Bacqué et Chemin parviennent parfaitement à retranscrire cette mutation. On comprend que la prééminence actuelle de l'Islam à Trappes est avant toute chose une histoire de nombre puisque la ville de 30 000 habitants compterait environ ''70% de musulmans''. La deuxième et, surtout, la troisième générations, rejettent la conception religieuse de leur aînées qui voient la religion avant tout comme une affaire privée. Tandis que le communisme s'effrite, pour ensuite quasiment disparaître, la revendication, poussée par le nombre, devient politique comme attestée par l'alliance de l'UMT (Union des Musulmans de Trappes) avec le socialiste Guy Malandain, qui arriva à la mairie contre la promesse de la construction d'une grande Mosquée au début des années 2000. C'est à cette période que la bascule se fait, irrémédiablement. Anciennement un melting pot de cultures diverses ; maghrébins, portugais, capverdiens, ces populations fuient la ville sous la poussée de l'islam politique. A la même période, l'incendie de la Synagogue couplée à l'hostilité croissante de la population à l'aune du conflit Israélo-Palestinien convainquirent les Juifs de déserter la Trappes.

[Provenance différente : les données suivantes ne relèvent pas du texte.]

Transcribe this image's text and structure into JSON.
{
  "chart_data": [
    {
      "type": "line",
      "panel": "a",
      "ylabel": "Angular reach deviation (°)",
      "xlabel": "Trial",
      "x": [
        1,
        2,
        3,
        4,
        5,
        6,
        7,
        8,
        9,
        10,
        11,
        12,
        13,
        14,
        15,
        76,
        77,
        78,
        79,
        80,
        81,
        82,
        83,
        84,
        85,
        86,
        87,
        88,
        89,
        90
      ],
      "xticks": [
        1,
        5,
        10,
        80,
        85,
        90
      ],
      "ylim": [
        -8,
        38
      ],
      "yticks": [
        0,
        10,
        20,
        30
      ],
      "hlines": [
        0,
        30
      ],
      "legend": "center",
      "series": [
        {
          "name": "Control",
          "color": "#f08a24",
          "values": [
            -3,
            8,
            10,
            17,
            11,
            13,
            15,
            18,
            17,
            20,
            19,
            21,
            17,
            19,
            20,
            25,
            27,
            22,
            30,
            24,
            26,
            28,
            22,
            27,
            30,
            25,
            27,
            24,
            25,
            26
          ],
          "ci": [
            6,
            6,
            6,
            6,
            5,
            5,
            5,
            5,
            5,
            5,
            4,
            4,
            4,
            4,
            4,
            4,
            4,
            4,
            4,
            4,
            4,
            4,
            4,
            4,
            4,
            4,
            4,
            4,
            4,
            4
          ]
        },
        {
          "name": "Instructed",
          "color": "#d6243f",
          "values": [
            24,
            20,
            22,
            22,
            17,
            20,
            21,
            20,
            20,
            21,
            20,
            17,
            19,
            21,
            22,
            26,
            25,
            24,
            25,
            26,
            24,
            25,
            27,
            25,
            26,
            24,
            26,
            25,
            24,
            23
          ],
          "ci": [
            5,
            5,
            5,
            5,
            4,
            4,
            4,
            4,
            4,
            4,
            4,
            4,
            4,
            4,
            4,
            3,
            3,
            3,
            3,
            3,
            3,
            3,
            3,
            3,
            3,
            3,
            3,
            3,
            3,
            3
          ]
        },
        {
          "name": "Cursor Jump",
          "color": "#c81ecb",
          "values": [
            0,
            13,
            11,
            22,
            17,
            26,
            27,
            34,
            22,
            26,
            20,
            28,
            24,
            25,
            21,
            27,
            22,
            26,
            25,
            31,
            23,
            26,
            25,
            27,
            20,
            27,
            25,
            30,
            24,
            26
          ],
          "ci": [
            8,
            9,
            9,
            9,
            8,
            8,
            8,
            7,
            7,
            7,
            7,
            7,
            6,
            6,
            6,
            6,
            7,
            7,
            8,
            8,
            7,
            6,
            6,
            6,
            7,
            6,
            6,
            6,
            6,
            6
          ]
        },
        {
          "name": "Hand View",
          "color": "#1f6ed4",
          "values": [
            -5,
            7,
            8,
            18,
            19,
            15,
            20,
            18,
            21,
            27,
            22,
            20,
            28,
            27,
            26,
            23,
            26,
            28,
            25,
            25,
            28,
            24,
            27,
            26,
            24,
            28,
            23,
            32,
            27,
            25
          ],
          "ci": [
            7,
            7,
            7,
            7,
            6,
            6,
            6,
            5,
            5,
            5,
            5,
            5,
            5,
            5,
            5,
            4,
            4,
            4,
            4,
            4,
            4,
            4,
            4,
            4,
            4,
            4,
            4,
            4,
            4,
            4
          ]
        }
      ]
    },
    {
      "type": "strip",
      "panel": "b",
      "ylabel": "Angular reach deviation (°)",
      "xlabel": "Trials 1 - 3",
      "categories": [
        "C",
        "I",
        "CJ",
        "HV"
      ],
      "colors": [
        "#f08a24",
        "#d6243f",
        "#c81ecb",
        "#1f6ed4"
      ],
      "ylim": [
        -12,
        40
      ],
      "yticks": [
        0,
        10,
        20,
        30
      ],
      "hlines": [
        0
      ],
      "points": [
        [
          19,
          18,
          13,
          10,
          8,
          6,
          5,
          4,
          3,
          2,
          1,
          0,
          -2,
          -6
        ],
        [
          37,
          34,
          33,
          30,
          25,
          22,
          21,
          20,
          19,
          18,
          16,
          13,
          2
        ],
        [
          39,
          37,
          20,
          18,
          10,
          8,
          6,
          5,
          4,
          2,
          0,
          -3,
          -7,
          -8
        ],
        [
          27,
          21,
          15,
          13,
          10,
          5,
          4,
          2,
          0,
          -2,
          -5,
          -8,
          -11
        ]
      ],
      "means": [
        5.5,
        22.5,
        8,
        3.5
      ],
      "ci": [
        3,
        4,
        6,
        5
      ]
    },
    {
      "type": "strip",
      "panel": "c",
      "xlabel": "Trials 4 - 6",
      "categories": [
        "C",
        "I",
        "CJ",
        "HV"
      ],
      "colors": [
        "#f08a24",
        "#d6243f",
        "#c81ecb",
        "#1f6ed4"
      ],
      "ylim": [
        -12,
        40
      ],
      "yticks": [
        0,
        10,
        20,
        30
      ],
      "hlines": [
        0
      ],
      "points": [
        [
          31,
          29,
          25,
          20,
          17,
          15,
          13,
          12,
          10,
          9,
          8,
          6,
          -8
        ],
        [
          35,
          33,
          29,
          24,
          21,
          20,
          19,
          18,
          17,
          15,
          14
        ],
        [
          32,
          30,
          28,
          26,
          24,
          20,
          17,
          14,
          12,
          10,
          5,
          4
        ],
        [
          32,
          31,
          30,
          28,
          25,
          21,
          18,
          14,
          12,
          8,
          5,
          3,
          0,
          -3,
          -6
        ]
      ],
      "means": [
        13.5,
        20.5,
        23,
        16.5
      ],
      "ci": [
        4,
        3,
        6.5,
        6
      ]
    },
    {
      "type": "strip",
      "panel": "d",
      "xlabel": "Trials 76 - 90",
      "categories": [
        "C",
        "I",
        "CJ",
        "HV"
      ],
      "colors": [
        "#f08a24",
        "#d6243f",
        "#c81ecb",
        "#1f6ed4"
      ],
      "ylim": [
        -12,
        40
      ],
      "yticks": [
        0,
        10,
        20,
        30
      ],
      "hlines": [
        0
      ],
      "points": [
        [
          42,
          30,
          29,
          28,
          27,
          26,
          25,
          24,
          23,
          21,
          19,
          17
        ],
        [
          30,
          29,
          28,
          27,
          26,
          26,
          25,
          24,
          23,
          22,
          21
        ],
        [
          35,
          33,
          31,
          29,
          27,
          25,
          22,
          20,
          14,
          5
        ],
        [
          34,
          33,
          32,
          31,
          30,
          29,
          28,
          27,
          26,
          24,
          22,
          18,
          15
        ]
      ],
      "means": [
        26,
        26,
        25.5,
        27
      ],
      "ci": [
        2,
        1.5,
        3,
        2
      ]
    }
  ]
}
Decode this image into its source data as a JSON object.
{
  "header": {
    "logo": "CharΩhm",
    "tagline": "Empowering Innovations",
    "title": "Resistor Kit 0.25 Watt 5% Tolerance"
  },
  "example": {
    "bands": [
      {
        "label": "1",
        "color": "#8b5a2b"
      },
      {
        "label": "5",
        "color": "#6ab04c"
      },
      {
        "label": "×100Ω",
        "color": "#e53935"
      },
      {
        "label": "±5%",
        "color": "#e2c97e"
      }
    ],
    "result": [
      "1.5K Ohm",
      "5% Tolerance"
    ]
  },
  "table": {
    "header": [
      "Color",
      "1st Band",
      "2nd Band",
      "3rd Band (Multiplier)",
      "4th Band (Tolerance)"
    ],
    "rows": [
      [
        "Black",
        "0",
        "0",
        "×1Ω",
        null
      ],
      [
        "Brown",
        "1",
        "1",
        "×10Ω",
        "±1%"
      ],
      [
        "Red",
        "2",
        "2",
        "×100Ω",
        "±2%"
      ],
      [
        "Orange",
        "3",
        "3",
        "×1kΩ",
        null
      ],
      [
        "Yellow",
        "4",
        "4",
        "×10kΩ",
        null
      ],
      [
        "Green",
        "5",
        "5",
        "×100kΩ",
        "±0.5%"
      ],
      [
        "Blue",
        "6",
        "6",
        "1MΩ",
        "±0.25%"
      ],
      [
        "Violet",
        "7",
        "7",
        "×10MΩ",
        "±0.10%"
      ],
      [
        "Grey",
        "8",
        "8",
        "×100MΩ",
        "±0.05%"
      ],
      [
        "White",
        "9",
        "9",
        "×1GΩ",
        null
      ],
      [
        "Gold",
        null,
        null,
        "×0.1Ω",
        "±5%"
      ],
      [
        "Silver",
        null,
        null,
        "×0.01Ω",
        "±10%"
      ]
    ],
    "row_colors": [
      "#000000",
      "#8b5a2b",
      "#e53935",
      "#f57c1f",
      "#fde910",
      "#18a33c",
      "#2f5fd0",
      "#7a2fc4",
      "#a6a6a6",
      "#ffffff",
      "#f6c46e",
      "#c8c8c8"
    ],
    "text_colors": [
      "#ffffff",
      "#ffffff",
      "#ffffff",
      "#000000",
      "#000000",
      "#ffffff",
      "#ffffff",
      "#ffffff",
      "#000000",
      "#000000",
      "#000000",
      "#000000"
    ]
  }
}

L'islam fît réellement son entrée dans Trappes sous l'impulsion des Tablighis puis des Salafistes et Wahhabites. Plutôt accueillis avec bienveillance par les aînés bien qu'ils rompaient avec leur conception de la religion, ils arrivaient à détourner les jeunes de la délinquance et de la toxicomanie, véritables plaies à Trappes. Cela a eu pour conséquence de bouleverser la sociologie de la ville et la vie quotidiennes des Trappistes. L'enquête fourmille d'exemples et d'anecdote qui éclaire sur l'ampleur du phénomène. Ainsi, il est devenu très difficile pour les professeurs d'évoquer certains sujets scientifiques, le Darwinisme, ou politiques, la laïcité. Les émeutes de 2005 ou encore les oppositions à Charlie en témoignent. L'espace public est de plus en plus fragmenté selon le sexe ; prééminence du voile, impossibilité pour les femmes d'aller dans certains endroits, etc...

Au final, Bacqué et Chemin offrent une enquête détaillée et approfondie de la ville de Trappes. le livre, construit autour de témoignages de gens plus ou moins connus (Omar Sy, Nicolas Anelka, Jamel Debbouze) permet de saisir la complexité de la situation. On comprend parfaitement comment l'Islam a pu s'implanter dans la ville de Trappes, aidé par des responsables politiques qui n'ont pas su saisir à temps la portée du phénomène. L'ouvrage, équilibré et facile d'accès, ne tombe pas dans le piège de la binarité qu'utilisent parfois les médias pour dépeindre les banlieues. Il est, au contraire, équilibré, dans sa démonstration de la l'évolution douce et tranquille, bien qu'inéluctable, de Trappes. On aurait toutefois aimé une cinquantaine de pages supplémentaires sur la situation actuelles et ses conséquences. En effet, certains évolutions majeures des moeurs sont survolées ou, au mieux, évoquées trop sporadiquement. Ainsi, la séparation hommes/femmes dans un certain nombre de lieux, l'homosexualité qui ''reste un tabou en banlieue'', les nouvelles générations en rupture avec leurs aînés à qui elles reprochent un dévoiement du véritable islam ; tous ces sujets auraient mérité un approfondissement plus détaillé tant ils sont fondamentaux. C'est peut être la seule limite de l'ouvrage, qui ne s'autorise pas d'aller au bout de son propos en voulant préserver un propos le plus neutre possible. ''Communauté'' reste toutefois un travail sérieux et fascinant sur cette anomalie qu'est la ville de Trappes, banlieue populaire des Yvelines, ceinturée par des villes riches et cossus, et devenu l'épicentre du jihadisme en France. Avec 67 de ses enfants partis au jihad, la ville signe un triste record européen.